The answer I always say back in the day for the functionality was that it was a bug for arrays. The term UFCS though is much newer and just comes from discussion for applying the array bug to all types. Who started it, why it caught on  I don't know.

The use of the term Extension I believe is because of the implementation/syntax approach used to describe this behavior in C#. In C# you don't have free functions, so instead you need a new class with static methods. This makes the new class act as an "extension" of another object. D having free functions and the functionality working on more than objects means "Extension" wouldn't be a good term to describe it.
July 27, 2018
On Friday, 27 July 2018 at 03:41:29 UTC, Sameer Pradhan wrote:
> During our Boston D Meetup today, we went through and deconstructed Walter's wonderfully elegant blog post from 2012 called "Component Programming in D"
>
> http://www.drdobbs.com/article/print?articleId=240008321&siteSectionName=architecture-and-design
>
> I stumbled upon this gem (and another score or so articles on the digital mars site) a few days back, while following various hyperlinks, within and around the blog on Walter's take on what was C's biggest mistake which has been getting a lot of comments over the past few days.
>
> This post which I have been trying to digest bit-by-bit over the past few days, made me realize why I fell in love with D in the first place.

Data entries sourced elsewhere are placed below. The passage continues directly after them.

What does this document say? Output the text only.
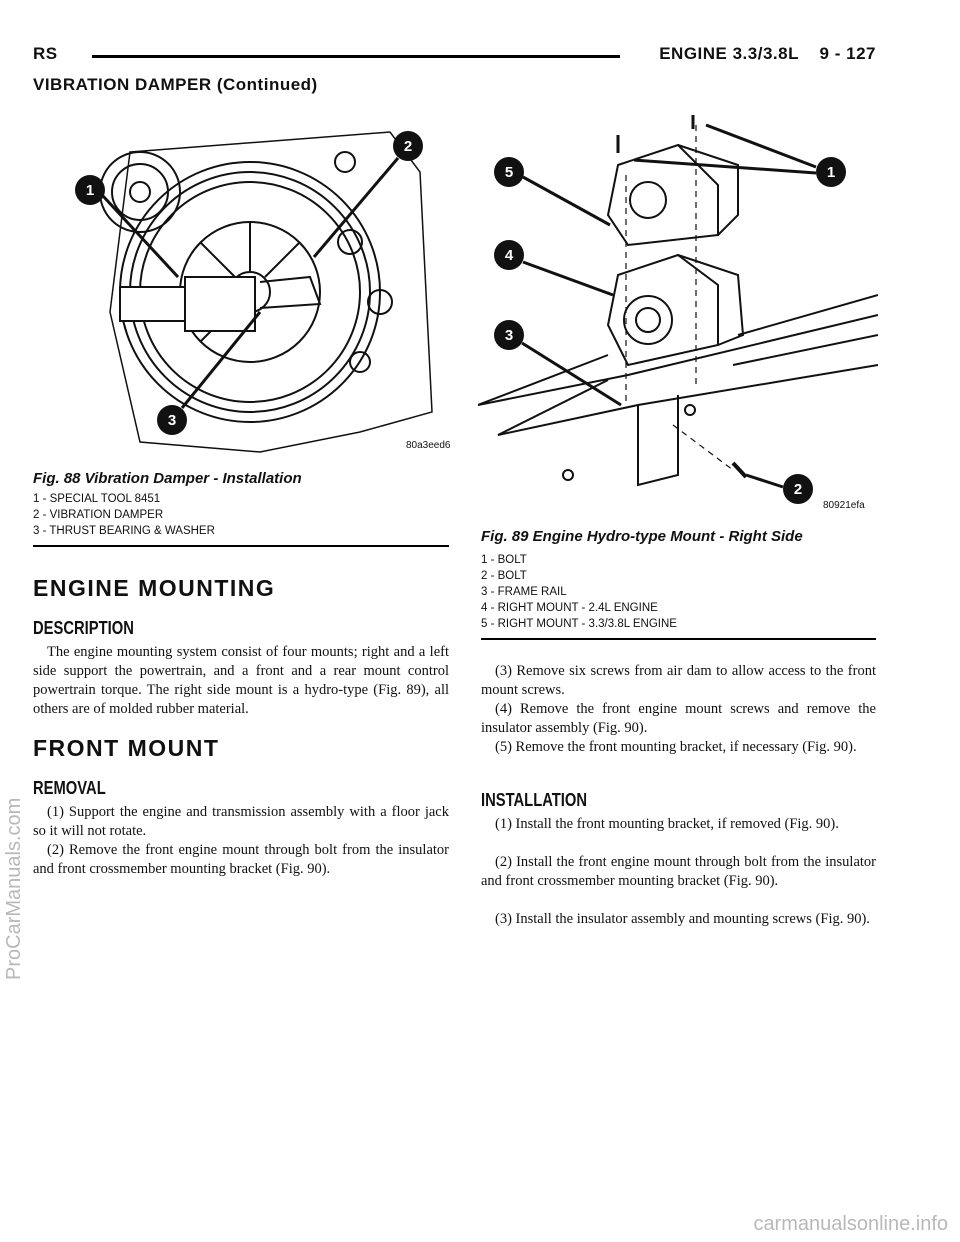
RS	ENGINE 3.3/3.8L    9 - 127
VIBRATION DAMPER (Continued)
1
2
3
80a3eed6
Fig. 88 Vibration Damper - Installation
1 - SPECIAL TOOL 8451
2 - VIBRATION DAMPER
3 - THRUST BEARING & WASHER
1
2
3
4
5
80921efa
Fig. 89 Engine Hydro-type Mount - Right Side
1 - BOLT
2 - BOLT
3 - FRAME RAIL
4 - RIGHT MOUNT - 2.4L ENGINE
5 - RIGHT MOUNT - 3.3/3.8L ENGINE
ENGINE MOUNTING
DESCRIPTION
The engine mounting system consist of four mounts; right and a left side support the powertrain, and a front and a rear mount control powertrain torque. The right side mount is a hydro-type (Fig. 89), all others are of molded rubber material.
FRONT MOUNT
REMOVAL
(1) Support the engine and transmission assembly with a floor jack so it will not rotate.
(2) Remove the front engine mount through bolt from the insulator and front crossmember mounting bracket (Fig. 90).
(3) Remove six screws from air dam to allow access to the front mount screws.
(4) Remove the front engine mount screws and remove the insulator assembly (Fig. 90).
(5) Remove the front mounting bracket, if necessary (Fig. 90).
INSTALLATION
(1) Install the front mounting bracket, if removed (Fig. 90).
(2) Install the front engine mount through bolt from the insulator and front crossmember mounting bracket (Fig. 90).
(3) Install the insulator assembly and mounting screws (Fig. 90).
ProCarManuals.com
carmanualsonline.info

To top it all, Steven played a lightening talk from 2018, called "values as types" by Andreas (https://youtu.be/Odj_5_pDN-U?t=21m10s) which is a parody on C++ and is so utterly ludicrous, we could not stop laughing.  Anyway, back to the point.
>
> During the same period, but independent of the thread on C's mistake, I found that Kotlin has something called "Extension Functions" and "Extension Properties" (https://kotlinlang.org/docs/reference/extensions.html) via. the following article on Medium
>
> https://medium.com/@magnus.chatt/why-you-should-totally-switch-to-kotlin-c7bbde9e10d5
>
> Specifically Item #14.
>
> What I saw/read seemed eerily familiar. Almost like a "wolf in sheeps clothing". The example screamed of UFCS.  Then, later, while reading the above Kotlin documentation, I saw a reference being made to similar functionality in C# and Gosu (apparently a programming language that I have never heard of before today) called Extensions.
>
> Furthermore, I found that Project Lombok (https://projectlombok.org/features/experimental/ExtensionMethod) has tried to make this idiom/functionality available in Java through a @ExtensionMethod annotation. This also almost exactly represent UFCS functionality, though much more cludgy, I must say.
>
> Therefore, after reading the word "Extension" in three different contexts, I started wondering and various questions came to mind, starting with---Whence came UFCS?
>
> a. Did Walter and/or Andrei invent it independently of C#?
> b. Was it called UFCS in some other language?
> c. Were they not aware of Extensions when they coined UFCS?
> d. Are UFCS and Extensions really one and the same thing?
> e. If not, what is/are the difference(s)?  And is this why a different term/acronym was coined?
>
> As far as I can tell a Google search on UFCS leads to only material on D and a Wikipedia entry mentioning Stroustrup and Sutter's proposal from 2016 to extend C++ to have this facility. It is likely that the Wikipedia article is severely incomplete in its historical connections as there is no mention of C# or that of Walter's 2012 Dr. Dobbs post which already lists it towards the end---in the list of features that D has which allows the creation of elegant components---among other dozen or so features.
>
> In the end I thought I might as well dump my thoughts on the D forum and hear straight from the horse's (or horses') mouth(s)---so to speak.
>
> --
> Sameer

I remember reading an article that Andrei wrote a long time ago that cited an older language as the inspiration for UFCS, but it was probably from around 2007 where UFCS for arrays was already well-established (I never knew that it was actually a bug at one point). I don't remember what that language was unfortunately.